Project Title: Wrangle and Analyze Data from @WeRateDogs
- Main Project File: Every data analysis step is documented in this file, from gathering data to analyzing and visualizing data
- Act Report: This report contains a brief exploratory data analysis, based on three research questions and their respective visualizations
- Wrangle Report: In this document, there is a detailed walkthrough of my data wrangling efforts, which was the focus of this endeavor
data/
: This folder contains the datasets used in the project, and a few screenshots from selected tweets I used in the Act Report.
This project was undertaken as part of Udacity's Data Analyst Nanodegree.
For this project, the goal was to wrangle WeRateDogs Twitter data to create interesting and trustworthy analyses and visualizations. The Twitter archive is great, but it only contains very basic tweet information. Additional gathering, then assessing and cleaning was required for "Wow!"-worthy analyses and visualizations.

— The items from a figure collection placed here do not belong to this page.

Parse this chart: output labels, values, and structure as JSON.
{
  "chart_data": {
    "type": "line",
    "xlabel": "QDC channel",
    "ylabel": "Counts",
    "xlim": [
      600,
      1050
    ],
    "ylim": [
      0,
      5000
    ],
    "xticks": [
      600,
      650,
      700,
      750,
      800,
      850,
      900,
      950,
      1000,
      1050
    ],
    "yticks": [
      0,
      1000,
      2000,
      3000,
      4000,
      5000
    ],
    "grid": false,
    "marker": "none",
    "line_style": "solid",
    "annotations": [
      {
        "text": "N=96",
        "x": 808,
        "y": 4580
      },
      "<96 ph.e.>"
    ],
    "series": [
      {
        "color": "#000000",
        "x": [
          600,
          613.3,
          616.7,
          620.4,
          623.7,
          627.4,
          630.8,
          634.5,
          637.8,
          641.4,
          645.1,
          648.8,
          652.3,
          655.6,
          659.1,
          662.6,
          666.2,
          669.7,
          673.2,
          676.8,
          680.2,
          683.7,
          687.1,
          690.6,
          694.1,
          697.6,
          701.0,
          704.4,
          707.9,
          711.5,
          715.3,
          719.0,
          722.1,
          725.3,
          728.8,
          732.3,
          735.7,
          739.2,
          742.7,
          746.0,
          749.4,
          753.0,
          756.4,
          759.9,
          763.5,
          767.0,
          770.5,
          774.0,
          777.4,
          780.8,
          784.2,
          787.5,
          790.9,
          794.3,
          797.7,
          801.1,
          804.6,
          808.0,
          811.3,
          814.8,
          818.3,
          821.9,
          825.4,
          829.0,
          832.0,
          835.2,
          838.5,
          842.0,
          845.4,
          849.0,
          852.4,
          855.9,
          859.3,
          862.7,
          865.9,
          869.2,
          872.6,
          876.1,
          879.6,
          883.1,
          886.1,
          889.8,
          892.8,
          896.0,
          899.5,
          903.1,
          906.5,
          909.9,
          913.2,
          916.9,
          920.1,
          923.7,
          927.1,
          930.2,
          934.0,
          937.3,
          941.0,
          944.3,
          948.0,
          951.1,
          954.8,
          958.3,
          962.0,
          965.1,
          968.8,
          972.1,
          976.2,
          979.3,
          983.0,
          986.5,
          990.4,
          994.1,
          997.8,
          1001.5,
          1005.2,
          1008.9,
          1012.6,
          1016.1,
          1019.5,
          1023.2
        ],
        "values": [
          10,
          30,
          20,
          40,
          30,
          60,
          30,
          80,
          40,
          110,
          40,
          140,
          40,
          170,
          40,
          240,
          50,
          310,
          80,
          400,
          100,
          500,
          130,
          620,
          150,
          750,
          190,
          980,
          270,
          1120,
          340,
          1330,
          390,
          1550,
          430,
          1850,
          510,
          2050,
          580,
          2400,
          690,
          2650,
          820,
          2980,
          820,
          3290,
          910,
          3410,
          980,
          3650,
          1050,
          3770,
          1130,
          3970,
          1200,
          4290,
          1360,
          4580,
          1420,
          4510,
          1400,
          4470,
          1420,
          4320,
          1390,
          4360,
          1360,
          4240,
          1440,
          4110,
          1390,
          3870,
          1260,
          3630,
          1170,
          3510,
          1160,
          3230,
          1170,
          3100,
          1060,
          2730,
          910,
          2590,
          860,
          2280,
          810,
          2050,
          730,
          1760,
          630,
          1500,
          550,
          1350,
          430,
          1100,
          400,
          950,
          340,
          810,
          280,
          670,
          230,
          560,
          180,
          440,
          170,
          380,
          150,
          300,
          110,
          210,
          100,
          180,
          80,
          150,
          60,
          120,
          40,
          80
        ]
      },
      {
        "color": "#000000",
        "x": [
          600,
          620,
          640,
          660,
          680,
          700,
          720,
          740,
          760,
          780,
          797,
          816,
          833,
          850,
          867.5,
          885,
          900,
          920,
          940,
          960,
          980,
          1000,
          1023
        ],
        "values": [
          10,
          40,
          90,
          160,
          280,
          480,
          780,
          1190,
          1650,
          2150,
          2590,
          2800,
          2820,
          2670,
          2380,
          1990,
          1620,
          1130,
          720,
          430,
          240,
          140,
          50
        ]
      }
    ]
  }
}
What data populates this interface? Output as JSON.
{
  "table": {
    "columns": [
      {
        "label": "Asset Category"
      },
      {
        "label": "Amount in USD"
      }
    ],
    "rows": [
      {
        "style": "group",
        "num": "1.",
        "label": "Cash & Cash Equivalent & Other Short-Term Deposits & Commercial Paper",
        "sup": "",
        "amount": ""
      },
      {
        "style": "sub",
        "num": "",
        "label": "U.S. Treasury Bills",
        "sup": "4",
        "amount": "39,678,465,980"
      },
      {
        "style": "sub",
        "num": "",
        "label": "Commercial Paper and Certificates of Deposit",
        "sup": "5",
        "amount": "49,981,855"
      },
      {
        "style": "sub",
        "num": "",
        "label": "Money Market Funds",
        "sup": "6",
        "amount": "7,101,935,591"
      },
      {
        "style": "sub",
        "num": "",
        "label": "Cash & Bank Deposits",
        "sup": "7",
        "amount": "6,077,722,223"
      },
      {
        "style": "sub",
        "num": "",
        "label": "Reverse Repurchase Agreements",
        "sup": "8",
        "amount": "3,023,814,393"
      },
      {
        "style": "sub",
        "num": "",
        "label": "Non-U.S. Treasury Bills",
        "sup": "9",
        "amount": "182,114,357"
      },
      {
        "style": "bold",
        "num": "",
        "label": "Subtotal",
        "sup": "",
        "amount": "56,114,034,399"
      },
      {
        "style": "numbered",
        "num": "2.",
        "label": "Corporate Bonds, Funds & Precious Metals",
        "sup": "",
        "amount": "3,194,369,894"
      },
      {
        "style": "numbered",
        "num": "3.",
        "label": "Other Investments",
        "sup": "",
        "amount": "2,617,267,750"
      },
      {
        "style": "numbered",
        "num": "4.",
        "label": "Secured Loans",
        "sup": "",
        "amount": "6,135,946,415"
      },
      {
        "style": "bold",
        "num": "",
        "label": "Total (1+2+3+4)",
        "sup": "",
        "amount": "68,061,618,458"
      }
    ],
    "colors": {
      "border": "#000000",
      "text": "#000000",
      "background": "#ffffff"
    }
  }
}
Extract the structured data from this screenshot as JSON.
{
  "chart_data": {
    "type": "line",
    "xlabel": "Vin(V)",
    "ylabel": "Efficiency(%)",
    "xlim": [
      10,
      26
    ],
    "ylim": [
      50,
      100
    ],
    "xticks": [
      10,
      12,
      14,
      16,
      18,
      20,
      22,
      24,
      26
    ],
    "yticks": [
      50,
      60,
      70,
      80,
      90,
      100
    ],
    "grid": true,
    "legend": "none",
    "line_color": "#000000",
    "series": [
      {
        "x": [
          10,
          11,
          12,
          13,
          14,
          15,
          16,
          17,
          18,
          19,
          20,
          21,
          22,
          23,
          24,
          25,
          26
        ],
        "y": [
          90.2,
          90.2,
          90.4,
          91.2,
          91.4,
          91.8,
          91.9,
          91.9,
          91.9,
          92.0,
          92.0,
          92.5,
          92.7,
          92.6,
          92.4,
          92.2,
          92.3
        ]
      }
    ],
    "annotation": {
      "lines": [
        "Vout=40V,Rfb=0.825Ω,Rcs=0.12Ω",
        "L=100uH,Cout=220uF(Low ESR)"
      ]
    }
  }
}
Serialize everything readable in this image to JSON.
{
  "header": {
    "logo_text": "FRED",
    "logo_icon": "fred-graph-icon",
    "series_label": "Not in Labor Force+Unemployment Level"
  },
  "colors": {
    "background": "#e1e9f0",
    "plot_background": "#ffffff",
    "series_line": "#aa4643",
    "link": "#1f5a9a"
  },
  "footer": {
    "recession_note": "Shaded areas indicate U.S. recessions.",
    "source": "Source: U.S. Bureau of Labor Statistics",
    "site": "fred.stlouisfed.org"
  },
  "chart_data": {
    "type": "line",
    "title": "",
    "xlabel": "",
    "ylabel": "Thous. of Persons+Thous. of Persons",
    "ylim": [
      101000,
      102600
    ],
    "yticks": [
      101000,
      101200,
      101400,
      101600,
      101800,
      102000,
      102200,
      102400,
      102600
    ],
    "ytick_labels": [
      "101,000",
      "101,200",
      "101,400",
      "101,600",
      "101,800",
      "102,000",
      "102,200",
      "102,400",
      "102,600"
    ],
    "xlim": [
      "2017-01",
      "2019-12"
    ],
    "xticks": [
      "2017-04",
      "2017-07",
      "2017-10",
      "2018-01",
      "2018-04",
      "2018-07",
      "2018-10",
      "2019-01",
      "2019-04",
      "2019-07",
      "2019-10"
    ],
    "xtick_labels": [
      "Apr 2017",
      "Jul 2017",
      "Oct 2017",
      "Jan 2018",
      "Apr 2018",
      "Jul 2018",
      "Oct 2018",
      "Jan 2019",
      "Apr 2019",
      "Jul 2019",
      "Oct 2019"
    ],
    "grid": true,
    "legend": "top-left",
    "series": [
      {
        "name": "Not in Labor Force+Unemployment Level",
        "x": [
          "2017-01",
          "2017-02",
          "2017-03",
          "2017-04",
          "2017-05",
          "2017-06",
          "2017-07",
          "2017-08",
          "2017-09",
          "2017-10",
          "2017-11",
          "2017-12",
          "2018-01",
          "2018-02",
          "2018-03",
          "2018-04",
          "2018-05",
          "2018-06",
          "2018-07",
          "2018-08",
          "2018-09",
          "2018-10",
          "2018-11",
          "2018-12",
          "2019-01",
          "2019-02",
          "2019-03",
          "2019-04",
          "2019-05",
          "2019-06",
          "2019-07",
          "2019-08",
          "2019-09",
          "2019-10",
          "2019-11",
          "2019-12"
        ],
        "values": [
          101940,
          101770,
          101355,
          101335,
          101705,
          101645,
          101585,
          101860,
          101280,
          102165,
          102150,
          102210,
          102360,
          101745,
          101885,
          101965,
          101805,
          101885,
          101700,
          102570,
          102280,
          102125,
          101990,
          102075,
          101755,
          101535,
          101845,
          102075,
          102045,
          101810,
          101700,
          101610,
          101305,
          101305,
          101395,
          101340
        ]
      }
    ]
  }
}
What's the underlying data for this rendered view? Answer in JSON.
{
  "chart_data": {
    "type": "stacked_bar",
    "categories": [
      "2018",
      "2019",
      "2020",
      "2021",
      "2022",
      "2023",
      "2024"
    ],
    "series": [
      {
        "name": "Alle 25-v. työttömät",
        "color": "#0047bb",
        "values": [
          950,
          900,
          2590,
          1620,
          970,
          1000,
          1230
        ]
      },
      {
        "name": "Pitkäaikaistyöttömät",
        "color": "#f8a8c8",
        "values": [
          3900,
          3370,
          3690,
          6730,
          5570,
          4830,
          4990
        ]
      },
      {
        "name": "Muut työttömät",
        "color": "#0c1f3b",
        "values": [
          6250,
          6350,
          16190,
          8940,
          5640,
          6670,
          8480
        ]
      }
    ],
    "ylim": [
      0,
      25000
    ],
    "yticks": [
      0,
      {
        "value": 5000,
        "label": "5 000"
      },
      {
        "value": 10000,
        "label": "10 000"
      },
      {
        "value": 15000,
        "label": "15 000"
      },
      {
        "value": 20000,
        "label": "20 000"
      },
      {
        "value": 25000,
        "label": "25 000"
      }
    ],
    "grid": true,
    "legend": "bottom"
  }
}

For this project, the gathering data phase involved three datasets:
-
archive
table: contains the information WeRateDogs sent Udacity and I downloaded directly. -
fav_rt
table: contains the information I gathered from Tweepy. Namely, tweet ID, favorite count and retweet count. -
image_prediction
table: WeRateDog's tweets were processed through a neural network that can identify dog breed. This dataset was downloaded programmatically.